In March 2013, the human rights commission ruled in their favor and immediately directed them to ISSSTE, which added the one spouse as a beneficiary of the other two days after the ruling. Now, they plan to use the same legal tactics to achieve mutual membership in the IMSS.

“For me, it means one step more in the recognition of the rights that every human being should have without any discrimination, without any distinction,” the 56-year-old says.

But the fact that same-sex couples have to undergo this kind of process to access a right remains discriminatory, he says.

“If a couple formed by a man and a woman does not have to do all these legal proceedings, why does a [same-sex couple] have to do it, if we are not doing anything wrong?” he asks.

Slowly, this situation is changing.

On May 13, ISSSTE began enabling same-sex couples to register their spouses after modifying its internal policies.

The social communication office at IMSS has not responded to interview requests to find out whether it will follow suit or to comment on allegations of discrimination.

The Senate’s Comisión de Seguridad Social is preparing a new initiative to reform the social security laws that govern both agencies, López says.
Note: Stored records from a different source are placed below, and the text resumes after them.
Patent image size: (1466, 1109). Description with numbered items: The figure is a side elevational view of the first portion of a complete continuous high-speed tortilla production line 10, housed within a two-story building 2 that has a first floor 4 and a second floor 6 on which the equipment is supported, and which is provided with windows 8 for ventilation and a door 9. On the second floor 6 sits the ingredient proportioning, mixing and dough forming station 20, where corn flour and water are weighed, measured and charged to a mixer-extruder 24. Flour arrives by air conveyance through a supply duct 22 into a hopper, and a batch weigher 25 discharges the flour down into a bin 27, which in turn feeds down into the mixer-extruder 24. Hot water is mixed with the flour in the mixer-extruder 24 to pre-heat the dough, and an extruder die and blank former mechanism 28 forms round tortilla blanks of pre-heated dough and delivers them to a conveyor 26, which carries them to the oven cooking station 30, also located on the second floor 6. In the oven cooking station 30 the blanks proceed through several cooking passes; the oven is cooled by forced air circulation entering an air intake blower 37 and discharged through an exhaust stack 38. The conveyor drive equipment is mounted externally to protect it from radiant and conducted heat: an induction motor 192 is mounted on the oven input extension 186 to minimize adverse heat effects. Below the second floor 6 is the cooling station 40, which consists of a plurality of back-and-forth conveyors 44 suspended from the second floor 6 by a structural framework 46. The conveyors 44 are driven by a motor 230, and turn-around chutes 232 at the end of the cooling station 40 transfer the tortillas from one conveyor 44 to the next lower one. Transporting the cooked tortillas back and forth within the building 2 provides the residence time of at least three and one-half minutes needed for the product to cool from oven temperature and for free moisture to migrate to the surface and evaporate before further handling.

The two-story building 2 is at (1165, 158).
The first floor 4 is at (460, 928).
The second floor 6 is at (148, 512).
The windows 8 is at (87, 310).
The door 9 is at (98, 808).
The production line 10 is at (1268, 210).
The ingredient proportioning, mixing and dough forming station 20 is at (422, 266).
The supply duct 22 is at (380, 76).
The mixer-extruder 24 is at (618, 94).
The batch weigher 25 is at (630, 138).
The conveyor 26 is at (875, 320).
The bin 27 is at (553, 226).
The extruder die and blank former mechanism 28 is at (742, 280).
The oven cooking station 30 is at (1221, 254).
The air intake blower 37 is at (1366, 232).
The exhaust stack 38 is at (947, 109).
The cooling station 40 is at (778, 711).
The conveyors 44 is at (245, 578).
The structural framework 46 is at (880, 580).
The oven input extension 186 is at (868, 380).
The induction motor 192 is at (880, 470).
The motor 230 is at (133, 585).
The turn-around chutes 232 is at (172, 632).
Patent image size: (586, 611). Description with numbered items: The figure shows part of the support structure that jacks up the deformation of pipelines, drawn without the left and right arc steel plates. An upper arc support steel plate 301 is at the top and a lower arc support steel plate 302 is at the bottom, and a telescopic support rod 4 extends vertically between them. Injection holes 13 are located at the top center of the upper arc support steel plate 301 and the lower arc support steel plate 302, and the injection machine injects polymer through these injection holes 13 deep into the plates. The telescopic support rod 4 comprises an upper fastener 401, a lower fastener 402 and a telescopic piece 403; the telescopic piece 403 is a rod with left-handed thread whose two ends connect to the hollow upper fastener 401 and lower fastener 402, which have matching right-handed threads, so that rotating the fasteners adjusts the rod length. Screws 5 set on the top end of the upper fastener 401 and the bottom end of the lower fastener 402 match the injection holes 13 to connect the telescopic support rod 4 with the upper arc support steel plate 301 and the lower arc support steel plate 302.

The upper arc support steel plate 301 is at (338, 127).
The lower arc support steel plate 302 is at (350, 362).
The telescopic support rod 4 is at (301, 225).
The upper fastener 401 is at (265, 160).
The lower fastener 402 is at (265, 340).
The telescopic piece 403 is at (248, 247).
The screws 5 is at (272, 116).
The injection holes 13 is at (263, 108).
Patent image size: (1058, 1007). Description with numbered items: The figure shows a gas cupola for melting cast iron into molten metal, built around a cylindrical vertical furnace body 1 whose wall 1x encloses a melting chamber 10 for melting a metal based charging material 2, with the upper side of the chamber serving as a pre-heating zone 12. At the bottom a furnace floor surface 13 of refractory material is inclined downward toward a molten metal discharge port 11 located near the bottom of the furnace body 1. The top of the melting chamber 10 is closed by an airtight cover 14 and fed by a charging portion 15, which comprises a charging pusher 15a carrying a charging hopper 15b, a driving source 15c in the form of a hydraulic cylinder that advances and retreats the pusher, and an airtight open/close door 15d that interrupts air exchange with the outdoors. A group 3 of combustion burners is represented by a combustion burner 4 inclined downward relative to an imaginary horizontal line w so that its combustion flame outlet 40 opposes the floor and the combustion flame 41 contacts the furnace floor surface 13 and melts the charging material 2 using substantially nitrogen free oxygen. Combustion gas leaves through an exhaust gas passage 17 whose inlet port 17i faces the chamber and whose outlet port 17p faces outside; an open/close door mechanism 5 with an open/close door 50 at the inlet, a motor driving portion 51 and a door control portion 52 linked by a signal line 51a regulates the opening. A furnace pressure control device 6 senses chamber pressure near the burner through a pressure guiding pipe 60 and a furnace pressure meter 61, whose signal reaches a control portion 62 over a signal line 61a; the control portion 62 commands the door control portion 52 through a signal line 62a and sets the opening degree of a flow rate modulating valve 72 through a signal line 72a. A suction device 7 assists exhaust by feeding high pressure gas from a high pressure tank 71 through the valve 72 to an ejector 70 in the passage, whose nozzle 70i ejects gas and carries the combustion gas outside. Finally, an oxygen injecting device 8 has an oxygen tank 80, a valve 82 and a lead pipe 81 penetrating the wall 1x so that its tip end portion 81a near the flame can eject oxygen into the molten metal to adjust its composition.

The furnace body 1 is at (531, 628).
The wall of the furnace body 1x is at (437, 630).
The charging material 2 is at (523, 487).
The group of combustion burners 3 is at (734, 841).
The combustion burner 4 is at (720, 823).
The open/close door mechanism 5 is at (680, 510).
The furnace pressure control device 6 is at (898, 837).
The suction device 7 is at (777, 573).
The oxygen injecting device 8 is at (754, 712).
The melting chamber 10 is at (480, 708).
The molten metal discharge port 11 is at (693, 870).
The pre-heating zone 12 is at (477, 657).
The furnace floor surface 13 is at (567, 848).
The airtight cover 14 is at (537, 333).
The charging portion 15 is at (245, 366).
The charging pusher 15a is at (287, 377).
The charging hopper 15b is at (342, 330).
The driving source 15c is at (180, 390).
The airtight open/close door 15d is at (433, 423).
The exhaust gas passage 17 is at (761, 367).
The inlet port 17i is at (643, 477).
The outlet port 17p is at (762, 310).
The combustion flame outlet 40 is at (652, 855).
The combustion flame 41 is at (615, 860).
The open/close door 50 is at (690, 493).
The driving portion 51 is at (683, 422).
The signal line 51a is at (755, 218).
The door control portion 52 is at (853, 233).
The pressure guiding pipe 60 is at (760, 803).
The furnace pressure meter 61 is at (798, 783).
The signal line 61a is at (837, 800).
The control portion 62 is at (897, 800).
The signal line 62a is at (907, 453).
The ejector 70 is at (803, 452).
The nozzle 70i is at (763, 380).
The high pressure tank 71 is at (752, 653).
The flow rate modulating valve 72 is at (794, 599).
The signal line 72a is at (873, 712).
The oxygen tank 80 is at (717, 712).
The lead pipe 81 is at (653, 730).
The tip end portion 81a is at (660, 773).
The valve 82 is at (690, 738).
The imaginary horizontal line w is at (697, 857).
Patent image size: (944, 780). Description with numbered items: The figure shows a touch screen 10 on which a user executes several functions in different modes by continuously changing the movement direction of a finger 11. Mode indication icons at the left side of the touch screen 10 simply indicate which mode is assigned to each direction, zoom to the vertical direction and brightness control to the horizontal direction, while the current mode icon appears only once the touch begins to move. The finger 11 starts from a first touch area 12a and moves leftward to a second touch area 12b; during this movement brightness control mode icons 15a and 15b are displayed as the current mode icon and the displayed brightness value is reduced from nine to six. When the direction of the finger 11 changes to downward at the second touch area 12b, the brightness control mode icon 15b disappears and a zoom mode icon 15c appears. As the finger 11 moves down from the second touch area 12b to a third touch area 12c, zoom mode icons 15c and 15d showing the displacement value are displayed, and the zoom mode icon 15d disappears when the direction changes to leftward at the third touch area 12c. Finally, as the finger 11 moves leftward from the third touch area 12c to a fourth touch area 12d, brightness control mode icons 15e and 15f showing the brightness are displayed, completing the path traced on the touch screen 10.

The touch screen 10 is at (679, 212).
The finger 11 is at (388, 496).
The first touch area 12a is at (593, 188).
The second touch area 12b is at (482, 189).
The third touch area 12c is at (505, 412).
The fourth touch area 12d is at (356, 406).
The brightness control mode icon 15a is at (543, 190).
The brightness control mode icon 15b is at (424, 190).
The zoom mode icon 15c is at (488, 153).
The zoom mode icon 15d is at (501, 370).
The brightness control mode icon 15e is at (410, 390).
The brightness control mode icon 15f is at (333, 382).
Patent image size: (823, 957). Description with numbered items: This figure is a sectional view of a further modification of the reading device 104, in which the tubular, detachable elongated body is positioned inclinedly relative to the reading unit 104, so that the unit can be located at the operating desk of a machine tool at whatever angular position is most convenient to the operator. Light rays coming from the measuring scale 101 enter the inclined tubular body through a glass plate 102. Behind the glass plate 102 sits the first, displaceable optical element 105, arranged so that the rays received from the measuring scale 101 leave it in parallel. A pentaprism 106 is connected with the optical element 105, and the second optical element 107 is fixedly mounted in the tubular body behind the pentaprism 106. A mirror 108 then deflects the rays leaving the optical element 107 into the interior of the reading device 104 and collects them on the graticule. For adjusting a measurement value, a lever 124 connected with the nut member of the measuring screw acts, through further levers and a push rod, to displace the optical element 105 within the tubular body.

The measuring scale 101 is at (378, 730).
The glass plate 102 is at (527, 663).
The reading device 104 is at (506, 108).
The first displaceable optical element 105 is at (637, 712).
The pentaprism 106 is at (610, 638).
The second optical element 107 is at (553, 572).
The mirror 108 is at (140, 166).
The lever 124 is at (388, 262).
They already include marriage and concubinage of heterosexual couples but need to explicitly include homosexual couples.

“The changes to the laws of IMSS and ISSSTE are to provide security, not to recognize legal forms,” López says.

Sen. Fernando Mayans Canabal, chairman of the committee, did not respond to repeated interview requests made through his private secretary, Francisco Martínez, about the commission’s progress.

Meanwhile, Daniel Márquez, a social law researcher at the Instituto de Investigaciones Jurídicas at the Universidad Nacional Autónoma de México, says there is no need to change the laws to explicitly give same-sex couples access to social security benefits. Rather, judges must properly interpret the current laws.

A marriage is simply a civil contract between two people, says Márquez, who has his doctorate in law. So the principle must also apply to the protection of social security and inheritance for both heterosexual and homosexual couples without having to explicitly say so.

“It has become an excessively literal interpretation of the law,” Márquez says.

The 56-year-old who recently obtained access to his partner’s benefits says it is not just judges who have to expand their interpretations of marriage. Discrimination will end only when there is a cultural change in society to accept same-sex marriage.

“A simple change in the laws does not give automatic equality or rights,” he says.

Interviews were translated from Spanish.